Берите Итальянский Фантини или Сопрани и не ошибетесь!


----------



## vev (21 Июн 2014)

*zet10*,
Вот-вот! Зачем животное мучить?! :biggrin: 
Сапфир не самое лучшее, что можно найти за такие деньжищи.


----------



## vokarta (22 Июн 2014)

*zet10*,Где купить? Подскажите адресок.

*vev*,
Сапфир стоит 100, и он новый. Где вы увидели новый фантини за 130?


----------



## vev (22 Июн 2014)

*vokarta*,
У Zet10 и видел. Он совладелец фабрики fantini и уж fantini точно ни у кого другого в России брать не стоит

Новый китайский прямодечный Вельт при любом раскладе будет хуже ломанодечного Фантини


----------



## zet10 (22 Июн 2014)

*vokarta*,

У меня можете купить 
Телефон для связи 8-495-508-79-26...
Кстати на инструменте стоят голоса Gagnoni,их же ставят на Burini,Scandalli,Vignoni.


----------



## vokarta (22 Июн 2014)

То есть я так понял вы готовы предложить новый Фантини с ломаной декой, 41 клавиша за 130 тысяч?


----------



## vev (22 Июн 2014)

*vokarta*,

Да Вы просто наберите указанный номер и задайте Юрию этот вопрос напрямую. Уверен, что это именно так и новый Фантини Вы сможете купить в эти деньги


----------



## zet10 (22 Июн 2014)

*vokarta*,
Ну раз стесняетесь позвонить)), отвечу тут))..
Правильно поняли.


----------



## SolnceVorot (22 Июн 2014)

Здравия желаю.

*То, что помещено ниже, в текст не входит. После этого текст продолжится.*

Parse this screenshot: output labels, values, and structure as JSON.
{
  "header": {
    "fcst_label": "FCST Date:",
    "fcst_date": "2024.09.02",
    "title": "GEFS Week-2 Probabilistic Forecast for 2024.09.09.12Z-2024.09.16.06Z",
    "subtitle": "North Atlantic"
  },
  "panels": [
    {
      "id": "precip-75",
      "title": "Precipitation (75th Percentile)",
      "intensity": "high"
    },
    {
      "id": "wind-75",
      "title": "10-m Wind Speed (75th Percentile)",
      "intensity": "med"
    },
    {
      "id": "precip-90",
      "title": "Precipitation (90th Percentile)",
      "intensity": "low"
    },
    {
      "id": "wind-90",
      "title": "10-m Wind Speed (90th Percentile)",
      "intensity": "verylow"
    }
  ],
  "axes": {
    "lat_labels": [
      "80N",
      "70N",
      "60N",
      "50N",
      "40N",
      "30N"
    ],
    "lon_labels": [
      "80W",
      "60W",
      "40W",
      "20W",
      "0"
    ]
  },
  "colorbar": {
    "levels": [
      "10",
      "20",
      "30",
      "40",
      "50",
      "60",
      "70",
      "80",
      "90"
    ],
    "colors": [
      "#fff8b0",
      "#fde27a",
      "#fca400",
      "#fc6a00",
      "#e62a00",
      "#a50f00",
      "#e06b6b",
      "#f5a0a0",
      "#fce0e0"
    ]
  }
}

Господа помогите, расскажите о аккордеонах фирмы BUTTSTADT, И RENARDI без регистров. И с какого года аккордеоны начали оснащать регистрами ?


----------



## vokarta (27 Июн 2014)

*zet10*, Юрий, жду реквизиты. И условия оплаты, отправки.


----------



## zet10 (27 Июн 2014)

*vokarta*,
Смотрите личку.Отправил.


----------